The Text-and-Data-Mining Exception

Text and data mining (TDM) is the automated analysis of large volumes of text, images, or other content to detect patterns, trends, and correlations - precisely the process by which AI training corpora are assembled and consumed. Because mining inevitably involves making copies of the underlying works, it would infringe copyright unless an exception applies. While the United States relies on the flexible, case-by-case fair-use doctrine, many other jurisdictions have enacted specific statutory TDM exceptions, and these have become the legal backbone of AI training outside the US.

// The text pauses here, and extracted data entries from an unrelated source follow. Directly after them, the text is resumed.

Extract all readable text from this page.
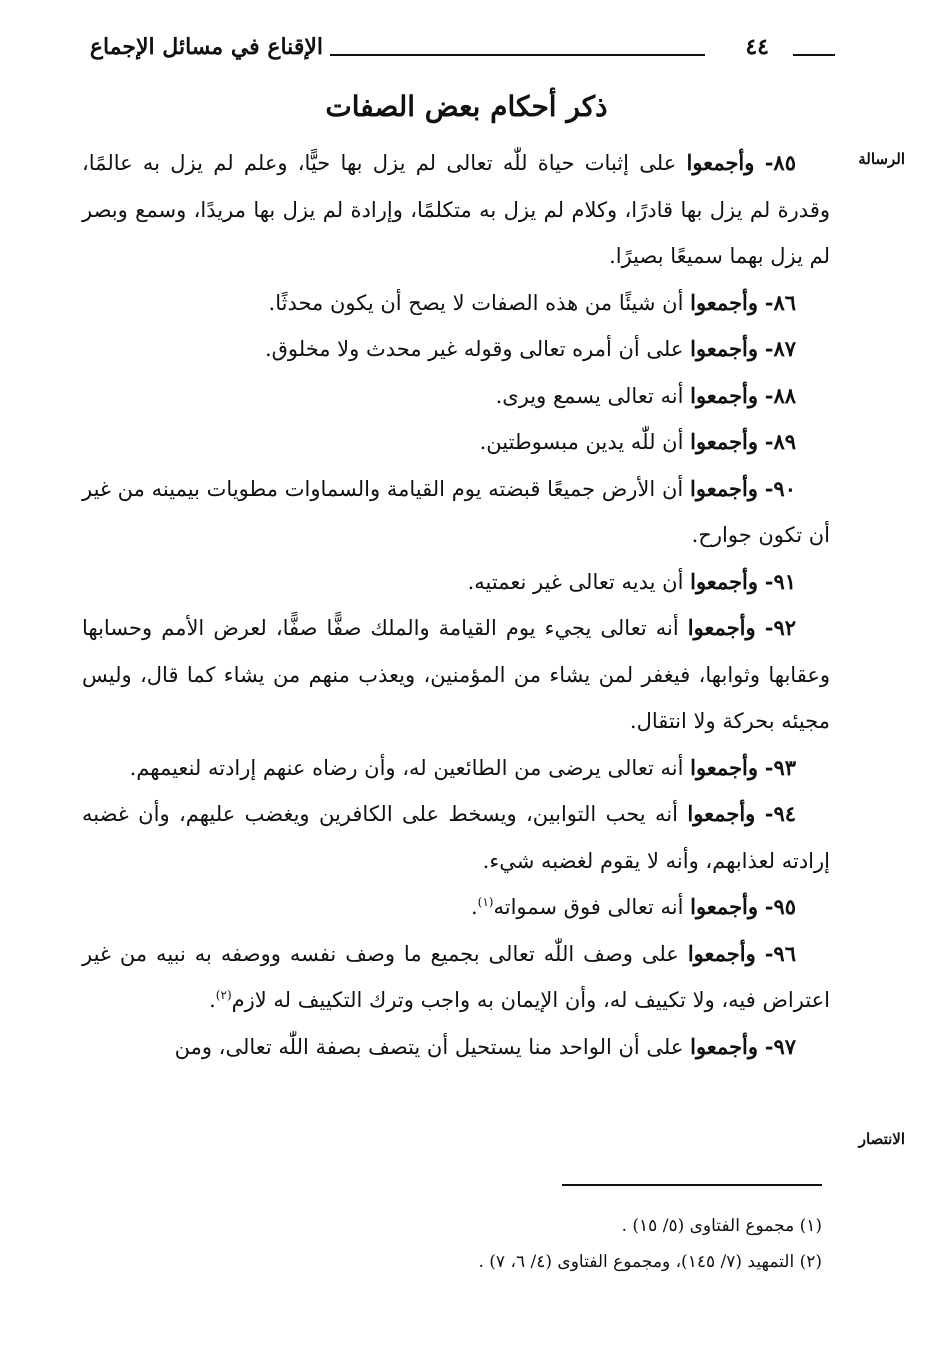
الإقناع في مسائل الإجماع	٤٤
ذكر أحكام بعض الصفات
الرسالة
الانتصار

٨٥- وأجمعوا على إثبات حياة للّٰه تعالى لم يزل بها حيًّا، وعلم لم يزل به عالمًا، وقدرة لم يزل بها قادرًا، وكلام لم يزل به متكلمًا، وإرادة لم يزل بها مريدًا، وسمع وبصر لم يزل بهما سميعًا بصيرًا.

٨٦- وأجمعوا أن شيئًا من هذه الصفات لا يصح أن يكون محدثًا.

٨٧- وأجمعوا على أن أمره تعالى وقوله غير محدث ولا مخلوق.

٨٨- وأجمعوا أنه تعالى يسمع ويرى.

٨٩- وأجمعوا أن للّٰه يدين مبسوطتين.

٩٠- وأجمعوا أن الأرض جميعًا قبضته يوم القيامة والسماوات مطويات بيمينه من غير أن تكون جوارح.

٩١- وأجمعوا أن يديه تعالى غير نعمتيه.

٩٢- وأجمعوا أنه تعالى يجيء يوم القيامة والملك صفًّا صفًّا، لعرض الأمم وحسابها وعقابها وثوابها، فيغفر لمن يشاء من المؤمنين، ويعذب منهم من يشاء كما قال، وليس مجيئه بحركة ولا انتقال.

٩٣- وأجمعوا أنه تعالى يرضى من الطائعين له، وأن رضاه عنهم إرادته لنعيمهم.

٩٤- وأجمعوا أنه يحب التوابين، ويسخط على الكافرين ويغضب عليهم، وأن غضبه إرادته لعذابهم، وأنه لا يقوم لغضبه شيء.

٩٥- وأجمعوا أنه تعالى فوق سمواته$^{(١)}$.

٩٦- وأجمعوا على وصف اللّٰه تعالى بجميع ما وصف نفسه ووصفه به نبيه من غير اعتراض فيه، ولا تكييف له، وأن الإيمان به واجب وترك التكييف له لازم$^{(٢)}$.

٩٧- وأجمعوا على أن الواحد منا يستحيل أن يتصف بصفة اللّٰه تعالى، ومن

(١) مجموع الفتاوى (٥/ ١٥) .
(٢) التمهيد (٧/ ١٤٥)، ومجموع الفتاوى (٤/ ٦، ٧) .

The European Union’s approach, set out in Articles 3 and 4 of the 2019 Digital Single Market Directive, is the most influential. Article 3 gives research organizations and cultural heritage institutions a mandatory, non-waivable right to mine lawfully accessible works for scientific research. Article 4 extends a broader exception to everyone, including commercial AI developers - but with an opt-out: rightsholders may “expressly reserve” their works from mining, and that reservation must be machine-readable for online content. The practical effect is a default-yes-unless-you-object regime, which puts the burden on creators to signal refusal. Japan’s Article 30-4 goes further still, broadly permitting use of works for “non-enjoyment” purposes like data analysis with no opt-out, subject only to a proviso against unreasonably harming rightsholders. The United Kingdom, Singapore, and others have their own variants, and the UK’s narrow exception has been the subject of contentious reform debate.

Why business readers should care: the legal right to train on copyrighted data is not uniform across borders. The EU opt-out, Japan’s permissive rule, and US fair use each impose different obligations, which makes the choice of where data is mined and where a model is trained a genuine compliance and strategy decision.